It is very much this, your types are insanely valuable to how quickly and effectively we can blast through massive bodies of work that are well beyond the scale of personal-hobby-project. We're in the annoying HR-involved process of revising the role internally to actually include the word 'Technical _' & the bullet points of expectations will demand such capacities. It's been an exciting shift for us and we've reappropriated non-technical product owners/managers to roles they are happier in (and believe it or not we are happy for them).

We didn't get it right the first, second, third, fourth or fifth time. I'd say as an org we are learning lessons that other orgs may have learned a decade ago, but it's just nice to come to these conclusions on our own & really understand how our setup came to be. We hope we remember that things can evolve again in the future, but are grateful that we journeyed together and didn't just throw in the towel and fire people when things didn't work out. We believe sending people through some fires of hell, reassessing, then reattempting is sort of a cycle that levels people up.

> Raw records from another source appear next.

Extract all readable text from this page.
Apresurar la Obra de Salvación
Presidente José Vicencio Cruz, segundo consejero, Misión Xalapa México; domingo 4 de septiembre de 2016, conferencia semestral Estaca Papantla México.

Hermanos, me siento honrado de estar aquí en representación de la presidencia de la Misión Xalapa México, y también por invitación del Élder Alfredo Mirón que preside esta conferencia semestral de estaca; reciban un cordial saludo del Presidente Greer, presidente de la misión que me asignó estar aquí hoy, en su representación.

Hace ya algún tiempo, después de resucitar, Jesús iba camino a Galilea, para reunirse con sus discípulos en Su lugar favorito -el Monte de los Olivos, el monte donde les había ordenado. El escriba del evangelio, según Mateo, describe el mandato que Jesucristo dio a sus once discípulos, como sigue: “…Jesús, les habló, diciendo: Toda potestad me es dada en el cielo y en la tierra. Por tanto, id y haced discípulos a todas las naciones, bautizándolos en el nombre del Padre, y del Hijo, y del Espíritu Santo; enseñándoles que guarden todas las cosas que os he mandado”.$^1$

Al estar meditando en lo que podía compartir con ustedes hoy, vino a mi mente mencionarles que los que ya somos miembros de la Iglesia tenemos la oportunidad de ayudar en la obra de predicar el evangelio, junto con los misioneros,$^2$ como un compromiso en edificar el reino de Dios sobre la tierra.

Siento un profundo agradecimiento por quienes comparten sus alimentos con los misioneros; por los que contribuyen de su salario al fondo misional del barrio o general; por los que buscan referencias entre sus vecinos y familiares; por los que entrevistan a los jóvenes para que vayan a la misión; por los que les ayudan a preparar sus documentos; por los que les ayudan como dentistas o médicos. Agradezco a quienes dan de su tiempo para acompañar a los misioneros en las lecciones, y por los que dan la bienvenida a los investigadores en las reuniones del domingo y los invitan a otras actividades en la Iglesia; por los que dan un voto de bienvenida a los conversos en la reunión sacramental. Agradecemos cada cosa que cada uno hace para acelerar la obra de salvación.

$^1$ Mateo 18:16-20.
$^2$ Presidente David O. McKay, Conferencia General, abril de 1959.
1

We hope to have more technical product guys on board up ahead cause it's a dream setup that really organizes and harnesses velocity in all the right places, but also effectively stops unnecessary side-quests. It's so nice to have a technical product guy step in and say "no" to some absurd executive request because he/she is well aware of what such an implementation would look like. They can actually be vanguards and stewards over development personnel in their own way and it seems to go hand in hand with a lot of mutual respect for each other. Always get a kick out of nerding out over possibilities with our technical product dudes.